The Spinanes
Strand
[Sub Pop]
Rating: 8.9
The Spinanes are Scott Plouf (The Beat) and Rebecca
Gates (The Music), and together, they're two talented kids. Not since Tori Amos'
Little Earthquakes has quiet, pretty music rocked out in such
a hard way. Not that the Spinsters are going to be writhing on piano benches anytime soon.
Their music is like sleeping to avoid conflict. If you're manic
depressive, you know what I'm talking about. "If I sleep, I can avoid the pain of
life. Zzzzzz..." (Not that I've ever felt like that, but everyone knows someone
who frequently does.)
The songs on Strand are similar to those on their 1993 debut Manos,
but they're more complex now. There are more instruments on this record, for
example. You may occasionally hear a piano, organ, tympani, or mellotron in
addition to the Spinanes standard of drums, guitar, vocals.
It may have been set up so that the first thing you hear are the changes.

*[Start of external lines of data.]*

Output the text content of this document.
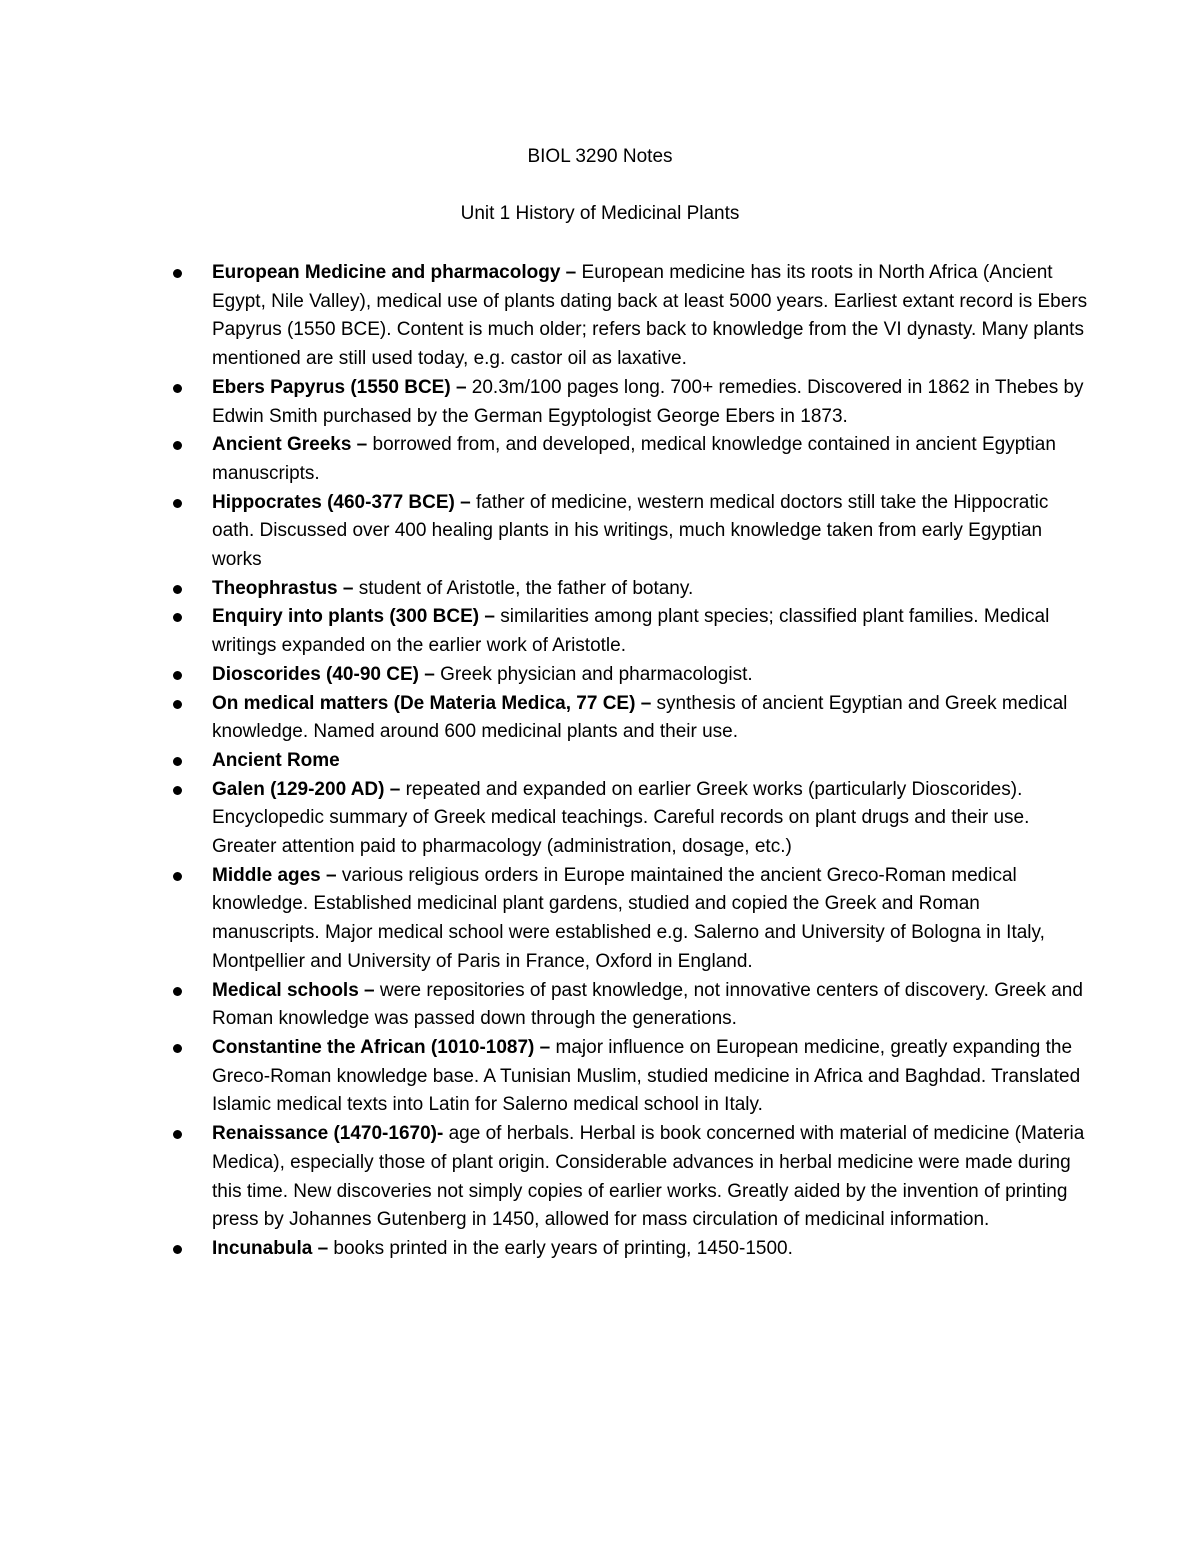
BIOL 3290 Notes
Unit 1 History of Medicinal Plants
European Medicine and pharmacology – European medicine has its roots in North Africa (Ancient Egypt, Nile Valley), medical use of plants dating back at least 5000 years. Earliest extant record is Ebers Papyrus (1550 BCE). Content is much older; refers back to knowledge from the VI dynasty. Many plants mentioned are still used today, e.g. castor oil as laxative.
Ebers Papyrus (1550 BCE) – 20.3m/100 pages long. 700+ remedies. Discovered in 1862 in Thebes by Edwin Smith purchased by the German Egyptologist George Ebers in 1873.
Ancient Greeks – borrowed from, and developed, medical knowledge contained in ancient Egyptian manuscripts.
Hippocrates (460-377 BCE) – father of medicine, western medical doctors still take the Hippocratic oath. Discussed over 400 healing plants in his writings, much knowledge taken from early Egyptian works
Theophrastus – student of Aristotle, the father of botany.
Enquiry into plants (300 BCE) – similarities among plant species; classified plant families. Medical writings expanded on the earlier work of Aristotle.
Dioscorides (40-90 CE) – Greek physician and pharmacologist.
On medical matters (De Materia Medica, 77 CE) – synthesis of ancient Egyptian and Greek medical knowledge. Named around 600 medicinal plants and their use.
Ancient Rome
Galen (129-200 AD) – repeated and expanded on earlier Greek works (particularly Dioscorides). Encyclopedic summary of Greek medical teachings. Careful records on plant drugs and their use. Greater attention paid to pharmacology (administration, dosage, etc.)
Middle ages – various religious orders in Europe maintained the ancient Greco-Roman medical knowledge. Established medicinal plant gardens, studied and copied the Greek and Roman manuscripts. Major medical school were established e.g. Salerno and University of Bologna in Italy, Montpellier and University of Paris in France, Oxford in England.
Medical schools – were repositories of past knowledge, not innovative centers of discovery. Greek and Roman knowledge was passed down through the generations.
Constantine the African (1010-1087) – major influence on European medicine, greatly expanding the Greco-Roman knowledge base. A Tunisian Muslim, studied medicine in Africa and Baghdad. Translated Islamic medical texts into Latin for Salerno medical school in Italy.
Renaissance (1470-1670)- age of herbals. Herbal is book concerned with material of medicine (Materia Medica), especially those of plant origin. Considerable advances in herbal medicine were made during this time. New discoveries not simply copies of earlier works. Greatly aided by the invention of printing press by Johannes Gutenberg in 1450, allowed for mass circulation of medicinal information.
Incunabula – books printed in the early years of printing, 1450-1500.
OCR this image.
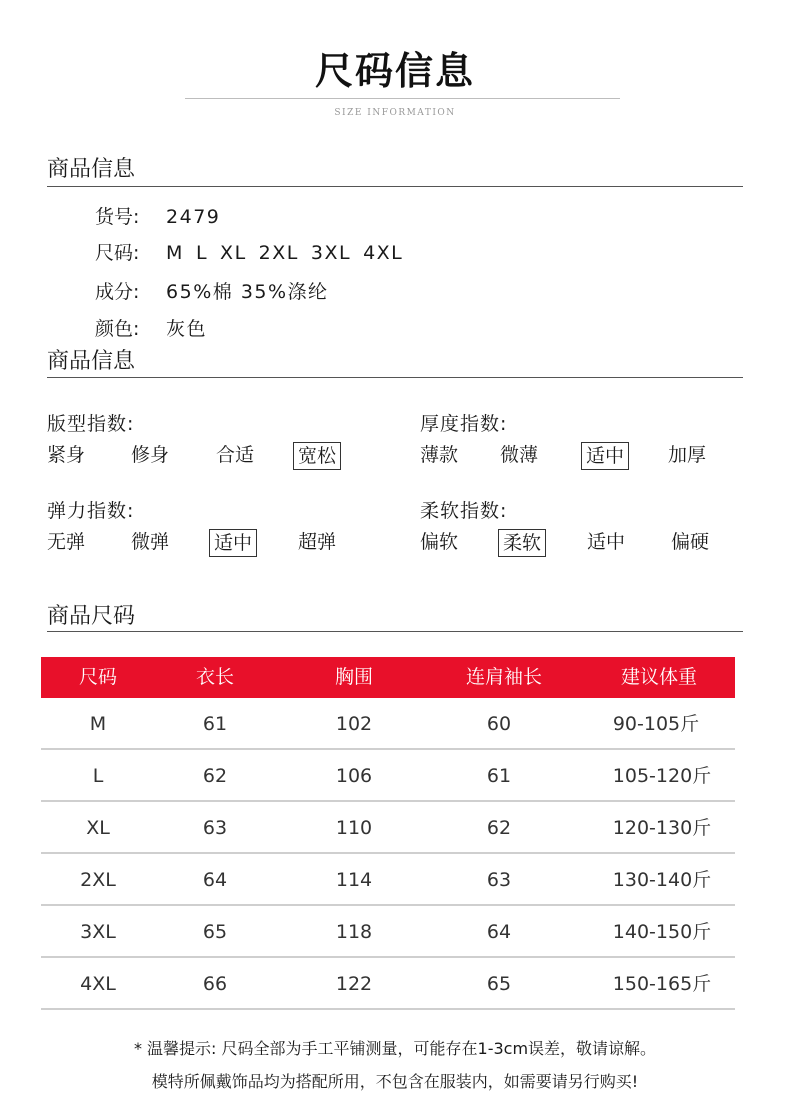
尺码信息
SIZE INFORMATION
商品信息
货号: 2479
尺码: M L XL 2XL 3XL 4XL
成分: 65%棉 35%涤纶
颜色: 灰色
商品信息
版型指数:
紧身 修身 合适 宽松
厚度指数:
薄款 微薄	适中 加厚
弹力指数:
无弹 微弹 适中 超弹
柔软指数:
偏软 柔软 适中 偏硬
商品尺码
尺码	衣长	胸围	连肩袖长	建议体重
M	61	102	60	90-105斤
L	62	106	61	105-120斤
XL	63	110	62	120-130斤
2XL	64	114	63	130-140斤
3XL	65	118	64	140-150斤
4XL	66	122	65	150-165斤
* 温馨提示: 尺码全部为手工平铺测量，可能存在1-3cm误差，敬请谅解。
模特所佩戴饰品均为搭配所用，不包含在服装内，如需要请另行购买!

"Madding" (the first song and single off the record) comes in with sound effects
and machine- like percussion. They aren't the deafening, annoying sound effects
that have so cheesily become the new trend in rock (replacing feedback as "more
alternative"), but more like one of those Sounds of Nature tapes if it had
been recorded in somebody's garage. The sound of electric waves crashing into the
shore, and a distant, tribal pounding from the island you can see way out on the
ocean. Then "Azure" kicks in with its trademark Spinanes mellowrock groove.
The ocean is suddenly very far away and your house is on fire.
Rarely are sophomore efforts better than debuts, but Strand kicks
the already impressive Manos' ass up and down this courtyard.